Mais revenons au film. Le ressentiment chinois (qui peut se comprendre) s'est souvent exprimé au cinéma à Hong-Kong comme en Chine populaire. On le retrouve dans des œuvres de pure fiction comme Fist of Fury (La fureur de vaincre – 1972) de Lo Wei avec Bruce Lee ou Beach of the war gods (Les dieux de la guerre – 1972) de et avec Jimmy Wang Yu comme dans les films « historiques » de Tun Fei Mou qui aborde le massacre de Nankin avec Black Sun: The Nanking Massacre en 1994. Leur constante est une xénophobie anti-japonaise virulente : tous les japonais sont des sauvages cruels sans nuance et jusqu'à la caricature, comme le fameux maître japonais « Croc de sabre », le méchant de The one-harmed boxer (Le boxeur manchot – 1971) de Wang Yu. Lu Chuan a décidé de sortir de ces visons manichéennes et son film entend approcher un point de vue japonais en parallèle à celui chinois, comme l'avait tenté Jiang Wen dans le superbe Guizi lai le (Les démons à ma porte – 2000). Son film introduit donc un personnage très réussi de soldat japonais, Kadokawa joué par Hideo Nakaizumi, profondément humain, bon soldat mais affecté par les exactions de ses camarades. Lu Chuan multiplie également les notations sur la vie quotidienne des soldats japonais, leurs temps morts, leurs rites comme la fête finale qui célèbre leur victoire, décrite dans le détail. Tout cet arrière plan, très réussi par sa précision et la grande qualité de la figuration de masse, vise à adresser son film autant aux spectateurs japonais que chinois. Habilement, au début du film, il montre un épisode de l'ultime résistance chinoise par une embuscade tendue au groupe de Kadokawa par des soldats chinois commandés par l'officier valeureux Lu Jianxiong. Cette bataille est un véritable combat d'homme à homme, mis en scène avec un grand sens de l'espace et du mouvement, où la peur, la vaillance et la mort sont des deux camps. Lu Chuan adopte tour à tour le point de vue des uns puis des autres. Cette première partie permet une identification aux soldats japonais avant les terribles scènes des exécutions de masse des prisonniers de guerre.

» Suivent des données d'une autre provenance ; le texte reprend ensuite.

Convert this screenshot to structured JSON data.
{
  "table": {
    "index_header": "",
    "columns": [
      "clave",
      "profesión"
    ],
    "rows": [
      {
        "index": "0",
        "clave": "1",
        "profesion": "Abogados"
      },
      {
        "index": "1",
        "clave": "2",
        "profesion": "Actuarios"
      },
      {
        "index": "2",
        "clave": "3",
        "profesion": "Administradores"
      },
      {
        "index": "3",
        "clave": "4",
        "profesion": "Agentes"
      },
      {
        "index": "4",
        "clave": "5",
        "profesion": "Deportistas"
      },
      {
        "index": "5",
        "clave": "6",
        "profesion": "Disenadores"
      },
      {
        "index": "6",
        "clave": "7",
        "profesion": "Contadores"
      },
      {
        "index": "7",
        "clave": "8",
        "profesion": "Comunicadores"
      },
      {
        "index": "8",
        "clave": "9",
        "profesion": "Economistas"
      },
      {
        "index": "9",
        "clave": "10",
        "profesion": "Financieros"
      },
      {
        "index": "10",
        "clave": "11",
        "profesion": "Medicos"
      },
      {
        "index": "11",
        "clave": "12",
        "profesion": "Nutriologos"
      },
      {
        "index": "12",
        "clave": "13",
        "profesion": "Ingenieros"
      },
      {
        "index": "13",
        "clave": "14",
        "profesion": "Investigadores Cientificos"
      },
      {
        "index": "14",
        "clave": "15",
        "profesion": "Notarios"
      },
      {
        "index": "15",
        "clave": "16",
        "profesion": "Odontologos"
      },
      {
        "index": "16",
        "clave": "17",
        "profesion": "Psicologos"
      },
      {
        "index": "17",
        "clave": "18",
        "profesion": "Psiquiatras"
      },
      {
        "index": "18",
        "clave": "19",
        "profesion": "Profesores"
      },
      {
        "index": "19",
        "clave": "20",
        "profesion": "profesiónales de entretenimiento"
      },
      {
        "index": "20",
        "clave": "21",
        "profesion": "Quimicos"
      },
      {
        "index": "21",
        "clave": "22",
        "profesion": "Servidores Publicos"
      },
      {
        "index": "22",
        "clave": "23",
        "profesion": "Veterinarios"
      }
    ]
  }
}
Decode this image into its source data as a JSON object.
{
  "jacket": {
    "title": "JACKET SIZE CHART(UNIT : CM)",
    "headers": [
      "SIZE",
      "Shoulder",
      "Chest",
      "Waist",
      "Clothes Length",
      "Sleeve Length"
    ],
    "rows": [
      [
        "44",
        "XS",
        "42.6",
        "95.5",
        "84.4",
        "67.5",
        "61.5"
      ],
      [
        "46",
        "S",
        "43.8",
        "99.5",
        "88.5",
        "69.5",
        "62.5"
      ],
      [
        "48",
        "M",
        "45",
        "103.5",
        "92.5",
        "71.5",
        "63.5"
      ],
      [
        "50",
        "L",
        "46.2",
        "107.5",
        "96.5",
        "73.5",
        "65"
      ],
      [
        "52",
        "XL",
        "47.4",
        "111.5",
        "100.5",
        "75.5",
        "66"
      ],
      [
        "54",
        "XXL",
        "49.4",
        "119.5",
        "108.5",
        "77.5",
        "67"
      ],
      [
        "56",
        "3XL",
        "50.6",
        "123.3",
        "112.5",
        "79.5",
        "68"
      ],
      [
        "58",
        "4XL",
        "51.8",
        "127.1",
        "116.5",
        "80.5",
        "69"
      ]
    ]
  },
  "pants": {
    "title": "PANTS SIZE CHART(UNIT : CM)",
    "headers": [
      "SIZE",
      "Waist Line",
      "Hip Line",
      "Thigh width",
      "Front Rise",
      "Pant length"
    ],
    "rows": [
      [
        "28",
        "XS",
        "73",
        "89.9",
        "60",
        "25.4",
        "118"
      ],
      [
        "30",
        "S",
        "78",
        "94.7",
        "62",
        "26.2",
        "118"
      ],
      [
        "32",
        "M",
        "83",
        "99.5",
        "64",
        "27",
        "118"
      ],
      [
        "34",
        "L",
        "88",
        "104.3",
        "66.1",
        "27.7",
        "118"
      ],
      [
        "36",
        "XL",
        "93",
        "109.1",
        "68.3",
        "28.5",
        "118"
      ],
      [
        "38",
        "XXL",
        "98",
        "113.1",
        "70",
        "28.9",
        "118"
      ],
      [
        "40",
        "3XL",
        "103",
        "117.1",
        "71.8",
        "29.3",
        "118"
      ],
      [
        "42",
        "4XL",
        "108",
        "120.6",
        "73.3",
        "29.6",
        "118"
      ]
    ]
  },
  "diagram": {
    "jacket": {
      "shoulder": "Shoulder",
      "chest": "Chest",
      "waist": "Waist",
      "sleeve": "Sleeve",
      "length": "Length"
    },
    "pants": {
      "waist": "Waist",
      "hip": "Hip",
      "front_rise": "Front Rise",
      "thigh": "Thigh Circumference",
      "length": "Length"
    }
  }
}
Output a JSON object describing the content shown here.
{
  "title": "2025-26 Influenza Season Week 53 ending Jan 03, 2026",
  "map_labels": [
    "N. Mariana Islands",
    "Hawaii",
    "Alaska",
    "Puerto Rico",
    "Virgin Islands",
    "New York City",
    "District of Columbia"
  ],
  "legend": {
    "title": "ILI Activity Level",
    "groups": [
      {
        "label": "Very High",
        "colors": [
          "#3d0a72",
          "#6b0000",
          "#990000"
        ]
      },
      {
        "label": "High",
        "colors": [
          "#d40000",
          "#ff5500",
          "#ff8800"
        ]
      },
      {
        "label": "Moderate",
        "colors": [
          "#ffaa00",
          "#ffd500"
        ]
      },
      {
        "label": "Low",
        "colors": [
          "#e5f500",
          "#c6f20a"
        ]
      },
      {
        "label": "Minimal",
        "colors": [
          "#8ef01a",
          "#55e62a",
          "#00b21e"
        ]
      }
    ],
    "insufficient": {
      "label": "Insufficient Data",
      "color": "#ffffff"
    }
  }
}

Car en miroir, le réalisateur ne dissimule rien des épisodes les plus terribles de cette histoire. Il semble avoir attentivement vu le cinéma de Steven Spielberg. Les scènes de combat s'inspirent des canons (si j'ose dire) définis par Saving private Ryan (Il faut sauver le soldat Ryan - 1998) et le reste de Schindler's list (La liste de Schindler – 1993). Nanjing ! Nanjing ! bénéficie d'une très belle photographie en noir et blanc signée Cao Yu, très travaillée au niveaux des effets (fumées, éclairages, scènes de nuit), avec ces effets d'accélérés très brefs sur des plans très courts qui donnent une terrible dynamique aux combats et aux fusillades. Il y a aussi cette approche frontale de la violence qui ne triche pas mais ne s'attarde pas, qui n'est pas tant une tentative d'impressionner le spectateur (ce qu'elle reste malgré tout) que de rendre compte du traumatisme des personnages qui la vivent (par exemple dans la scène de la mise à sac de l'hôpital). A ce titre, tout ce qui aborde le sort des femmes et les viols collectifs est traité avec autant de délicatesse qu'il est possible. Autre motif décliné tout au long du film, celui des enfants. Témoins et victimes, parfois insouciants, symboles de l'innocence en proie à la barbarie, ils représentent aussi chez Lu Chuan l'avenir. Dans l'une des dernières scènes, le secrétaire Tang part au poteau d'exécution après avoir révélé avec un sourire à l'officier japonais Ida que sa femme, désormais libre, est de nouveau enceinte. Il s'éloigne alors dans la profondeur du champ pour subir son sort tandis que nous restons sur le visage perplexe de l'officier. Manière d'optimisme là où Spielberg faisait de la petite fille en rouge le symbole de l'aveuglement criminel des nations.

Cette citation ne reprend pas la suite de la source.